Seven episode season, watched over 3-4 days.

I was really excited for this as a big Coup/StBY fan, but I have to say this was a pretty deflating watch by the end.

Politically you are not ever going to find a more openly left-wing scripted show, period, at least not produced in America. That's cool and all, but by the midway point we literally have the Boots surrogate character explaining capitalist exploitation, the need for a movement of workers etc via actual presentations that stop the thing dead in its tracks. My guess is Boots felt like he had one shot at this massive platform and felt the need to be as explicit and didactic as possible.

I won't drill into it all here but so many plot elements and little beats feel like prescriptive messages aimed at the predominantly young male audience that will end up watching...at times it drifts into outright edutainment

And some of you will say that's a good thing, and I the fairly online leftist is not the target audience....but hoo lord I have to imagine that anyone who is not already onboard with Boots' vision of a world where (spoiler alert)

spoiler

superpowered fascists can be defeated with a single Marxist slideshow

is gonna turn this off fast.

The jolts of humanity (mostly via the performances which are great across the board) and occasional amazing bits of surreal humor got me to the end (I will say there is one sequence in the last episode that justifies my viewing time) but yeah, real letdown for me personally. I really thought StBY nailed the mix of elements whereas here I just felt pandered and preached to... Hope it works better for yalls, big love to boots if you're reading :/

  • FunkyStuff [he/him]
    ·
    1 year ago

    I don't think that the lecture bits are bad at all, they are so well presented and performed that I think anyone could find them interesting. In fact, I think they're less interesting to us because we already know what they're gonna say.

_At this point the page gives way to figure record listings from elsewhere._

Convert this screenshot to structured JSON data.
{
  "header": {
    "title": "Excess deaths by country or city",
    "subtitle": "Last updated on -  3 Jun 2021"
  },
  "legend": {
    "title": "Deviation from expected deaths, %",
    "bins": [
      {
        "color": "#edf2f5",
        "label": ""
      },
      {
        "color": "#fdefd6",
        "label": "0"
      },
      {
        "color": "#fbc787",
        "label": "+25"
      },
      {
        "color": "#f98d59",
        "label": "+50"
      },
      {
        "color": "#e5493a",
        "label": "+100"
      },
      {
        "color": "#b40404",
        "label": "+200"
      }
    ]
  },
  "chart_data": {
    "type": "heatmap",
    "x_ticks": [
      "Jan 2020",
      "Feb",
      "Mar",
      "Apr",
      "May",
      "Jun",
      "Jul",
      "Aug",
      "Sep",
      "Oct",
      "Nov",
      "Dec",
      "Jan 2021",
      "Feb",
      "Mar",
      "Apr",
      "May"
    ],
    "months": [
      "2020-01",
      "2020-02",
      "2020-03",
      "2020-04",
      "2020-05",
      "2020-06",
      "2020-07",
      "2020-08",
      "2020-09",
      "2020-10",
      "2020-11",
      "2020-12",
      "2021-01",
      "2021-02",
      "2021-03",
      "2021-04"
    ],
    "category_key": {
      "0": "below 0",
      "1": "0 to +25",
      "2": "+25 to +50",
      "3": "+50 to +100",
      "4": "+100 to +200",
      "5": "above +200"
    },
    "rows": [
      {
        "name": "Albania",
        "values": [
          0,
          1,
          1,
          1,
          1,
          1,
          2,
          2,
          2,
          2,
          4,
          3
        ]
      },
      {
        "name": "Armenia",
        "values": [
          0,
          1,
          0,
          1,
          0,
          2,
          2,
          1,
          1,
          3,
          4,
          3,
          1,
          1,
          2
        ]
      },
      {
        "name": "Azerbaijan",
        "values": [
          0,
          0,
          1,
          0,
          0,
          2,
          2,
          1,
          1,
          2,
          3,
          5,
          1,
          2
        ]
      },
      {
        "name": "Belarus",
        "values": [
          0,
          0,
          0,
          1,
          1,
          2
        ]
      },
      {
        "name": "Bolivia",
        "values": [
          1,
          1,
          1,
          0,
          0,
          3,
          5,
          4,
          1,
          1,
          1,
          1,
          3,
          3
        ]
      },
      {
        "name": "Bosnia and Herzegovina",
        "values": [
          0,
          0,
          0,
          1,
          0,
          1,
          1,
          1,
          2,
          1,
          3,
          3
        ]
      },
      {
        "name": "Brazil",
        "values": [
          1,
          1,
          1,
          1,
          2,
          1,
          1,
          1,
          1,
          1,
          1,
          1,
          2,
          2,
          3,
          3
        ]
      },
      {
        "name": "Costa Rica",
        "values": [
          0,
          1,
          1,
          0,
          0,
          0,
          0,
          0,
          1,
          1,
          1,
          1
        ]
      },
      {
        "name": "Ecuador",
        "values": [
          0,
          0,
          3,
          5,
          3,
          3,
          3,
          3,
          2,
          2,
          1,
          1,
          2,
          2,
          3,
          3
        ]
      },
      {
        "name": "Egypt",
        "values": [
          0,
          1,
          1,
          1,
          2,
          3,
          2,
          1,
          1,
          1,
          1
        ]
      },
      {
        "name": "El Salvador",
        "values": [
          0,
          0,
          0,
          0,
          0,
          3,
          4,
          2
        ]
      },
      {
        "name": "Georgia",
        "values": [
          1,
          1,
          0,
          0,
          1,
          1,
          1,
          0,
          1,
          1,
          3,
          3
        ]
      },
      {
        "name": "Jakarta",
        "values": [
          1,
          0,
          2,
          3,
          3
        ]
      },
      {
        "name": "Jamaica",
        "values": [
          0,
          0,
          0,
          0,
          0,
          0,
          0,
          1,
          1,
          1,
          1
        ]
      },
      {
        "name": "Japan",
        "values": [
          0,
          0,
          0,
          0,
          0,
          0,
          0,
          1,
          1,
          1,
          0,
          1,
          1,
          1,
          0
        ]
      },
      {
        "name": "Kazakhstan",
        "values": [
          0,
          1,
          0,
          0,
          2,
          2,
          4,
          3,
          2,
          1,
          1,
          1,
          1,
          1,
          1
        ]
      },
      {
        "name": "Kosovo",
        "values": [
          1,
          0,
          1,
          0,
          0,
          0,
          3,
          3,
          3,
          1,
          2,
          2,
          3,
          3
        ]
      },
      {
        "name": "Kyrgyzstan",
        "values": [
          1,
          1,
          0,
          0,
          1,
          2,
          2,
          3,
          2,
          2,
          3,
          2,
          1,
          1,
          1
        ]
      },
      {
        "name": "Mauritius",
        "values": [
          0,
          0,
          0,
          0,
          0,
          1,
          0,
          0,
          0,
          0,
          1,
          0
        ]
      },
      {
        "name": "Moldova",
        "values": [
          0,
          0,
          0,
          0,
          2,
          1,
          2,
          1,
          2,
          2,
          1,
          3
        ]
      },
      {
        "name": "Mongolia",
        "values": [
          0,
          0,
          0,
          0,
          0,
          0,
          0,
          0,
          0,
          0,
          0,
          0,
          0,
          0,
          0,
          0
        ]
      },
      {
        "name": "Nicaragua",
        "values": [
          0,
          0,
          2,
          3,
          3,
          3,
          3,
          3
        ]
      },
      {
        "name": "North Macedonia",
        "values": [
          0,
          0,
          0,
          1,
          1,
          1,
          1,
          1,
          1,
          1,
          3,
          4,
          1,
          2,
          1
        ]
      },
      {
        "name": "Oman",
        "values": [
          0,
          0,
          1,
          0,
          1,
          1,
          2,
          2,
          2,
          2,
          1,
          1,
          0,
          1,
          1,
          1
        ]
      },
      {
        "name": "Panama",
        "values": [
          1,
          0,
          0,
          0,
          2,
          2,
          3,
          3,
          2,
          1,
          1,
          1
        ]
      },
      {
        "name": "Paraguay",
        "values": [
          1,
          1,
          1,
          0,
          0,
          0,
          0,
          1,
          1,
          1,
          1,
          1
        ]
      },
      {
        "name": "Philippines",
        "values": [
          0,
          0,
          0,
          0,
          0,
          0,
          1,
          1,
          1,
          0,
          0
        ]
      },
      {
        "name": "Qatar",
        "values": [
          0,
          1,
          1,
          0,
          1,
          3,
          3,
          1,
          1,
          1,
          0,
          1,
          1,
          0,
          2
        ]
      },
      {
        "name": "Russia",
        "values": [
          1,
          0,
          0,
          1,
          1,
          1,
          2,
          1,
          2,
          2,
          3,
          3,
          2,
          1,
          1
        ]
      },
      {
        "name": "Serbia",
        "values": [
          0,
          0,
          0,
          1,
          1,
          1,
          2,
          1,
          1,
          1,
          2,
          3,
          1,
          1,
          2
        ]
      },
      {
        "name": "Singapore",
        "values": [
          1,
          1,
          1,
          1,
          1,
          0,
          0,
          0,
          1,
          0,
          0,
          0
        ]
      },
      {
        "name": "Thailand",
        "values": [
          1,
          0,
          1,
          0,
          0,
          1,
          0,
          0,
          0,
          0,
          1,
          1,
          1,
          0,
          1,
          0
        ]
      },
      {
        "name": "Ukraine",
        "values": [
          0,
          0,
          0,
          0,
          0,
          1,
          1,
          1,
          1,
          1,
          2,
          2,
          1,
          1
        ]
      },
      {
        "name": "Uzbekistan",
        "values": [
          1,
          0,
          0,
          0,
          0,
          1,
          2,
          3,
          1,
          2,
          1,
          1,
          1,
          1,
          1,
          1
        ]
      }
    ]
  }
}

    The first one (well besides the really short one when they're smoking and talking about relationships) was really good because it springboarded off of several emotional points in the episode, which were IMO the show's highlights. So the viewer is already primed to sit down and hear an explanation for the violence that the characters are facing, which of course mirrors the violence the working class faces. I was tearing up before the speech, I'd imagine a pretty significant number of viewers would be emotionally affected too, and hearing a materialist explanation for why this violence occurs is most effective at that moment when we can relate it to experiences in the real world.

    The second one I think also works well because of the drama of the hero's character, his internal conflicts and his contradictory nature. He's an idealist that just wants to justify his power to himself by punishing criminals. The show had illustrated that he had put up a ton of defense mechanisms to prevent the cognitive dissonance of doing harm to do "good" from catching up to him, so seeing him disarmed and shown exactly why he's ineffective is some primo schadenfreude slop.